Closed zindy closed 6 years ago
Hi Egor,
Good catch! ;)
Here my 2 cents:
According to the PHP posix_kill docs and the underlying kill(2) an error (failed to kill the process) can be returned when:
EINVAL An invalid signal was specified.
EPERM The process does not have permission to send the signal to any
of the target processes.
ESRCH The process or process group does not exist. Note that an
existing process might be a zombie, a process that has
terminated execution, but has not yet been wait(2)ed for.
Additionally,
In 2.6 kernels up to and including 2.6.7, there was a bug that meant
that when sending signals to a process group, kill() failed with the
error EPERM if the caller did not have permission to send the signal
to any (rather than all) of the members of the process group.
Notwithstanding this error return, the signal was still delivered to
all of the processes for which the caller had permission to signal.
Granted, those are old kernels! But anyway, even when an error is returned we could have the situation that the process has indeed been killed.
I think we could then check if the process does exist (via e.g. 'ps'). If it still does exist we may want to keep it in the DB. If it no longer exists or it's a zombie process then we can remove it from the DB.
Also, by looking at your report I think I found a logic mistake in function 'killJobs()'. If 'result' is set to false for one of the jobs then all subsequent jobs in the loop will be set to false too, without even trying to kill them.
I really hope we can make this all more robust just in case the new Queue Manager gets delayed.
Thank you, Daniel
Hi Daniel,
can we check if the process's PID exists as a first step? That would answer "is it already dead?"
This bit of code on stackoverflow looks like an easy way to check for the PID.
Cheers, Egor
Hi Egor,
Yes, totally! It's rather strange that such check is not in place yet.
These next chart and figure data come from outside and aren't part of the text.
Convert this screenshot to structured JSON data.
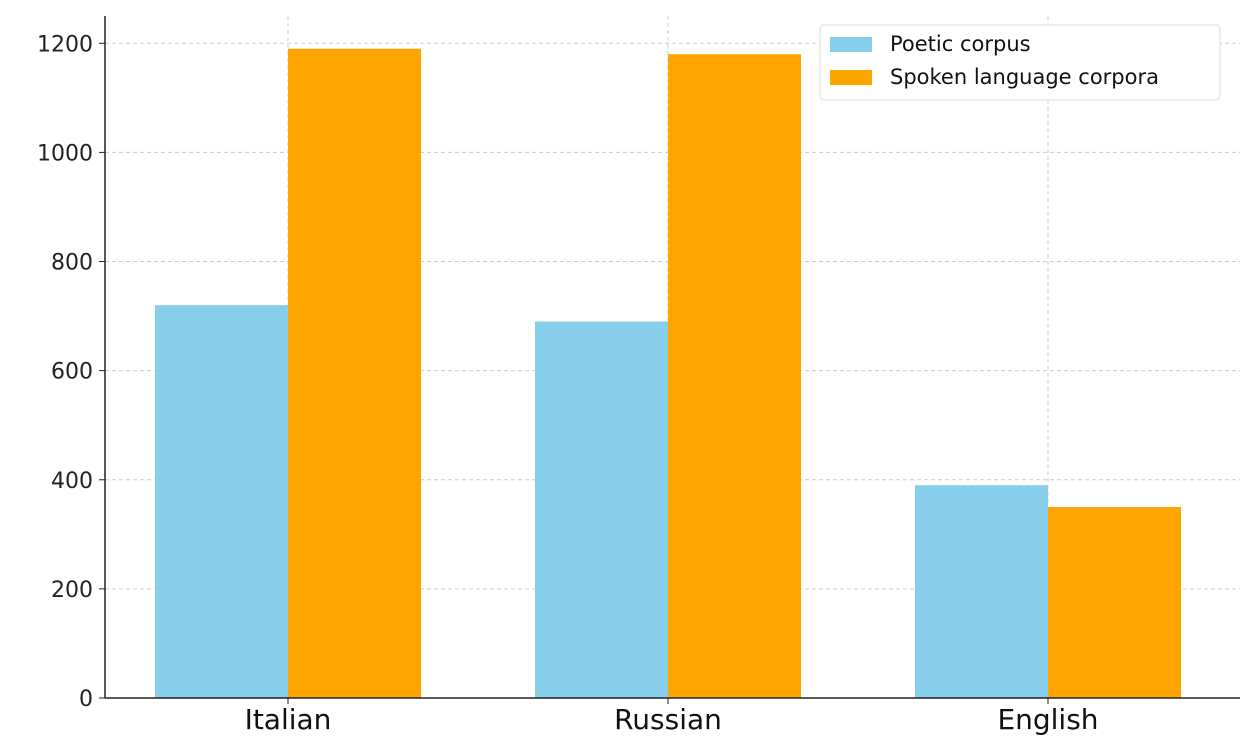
{
  "chart_data": {
    "type": "bar",
    "title": "",
    "xlabel": "",
    "ylabel": "",
    "categories": [
      "Italian",
      "Russian",
      "English"
    ],
    "series": [
      {
        "name": "Poetic corpus",
        "values": [
          720,
          690,
          390
        ],
        "color": "#87CEEB"
      },
      {
        "name": "Spoken language corpora",
        "values": [
          1190,
          1180,
          350
        ],
        "color": "#FFA500"
      }
    ],
    "ylim": [
      0,
      1250
    ],
    "yticks": [
      0,
      200,
      400,
      600,
      800,
      1000,
      1200
    ],
    "grid": true,
    "legend_position": "top-right"
  }
}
Then being very defensive we could check it a second time after the call to posix_kill simply because it may as well misbehave (as in the kernel bug I referred to in my previous post).
Cheers, Daniel
Hi Aaron, Daniel :)
So, here is my bodge!
I had a look at the logs when restarting hrmd and noticed that for each "zombie" job in the queue, an error (Failed killing parent process) was logged. This log is generated in inc/shell/ExternalProcess.php
So there is a question regarding what this actually means: 'is the parent process already dead or can it not be killed?' Being able to differentiate between these two conditions may be important, I don't know.
However, by setting
$noParent = True
(after we log the failure condition for future inspection), we have in inc/job/JobQueue.php line 208:$killed = $proc->killHucoreProcess($pid);
resulting in$killed = True
: We have just successfully pretended that we did indeed kill the process, and thus is removed from the queue.I accept I do not understand the details of how this (should) work(s)!
Kind regards, Egor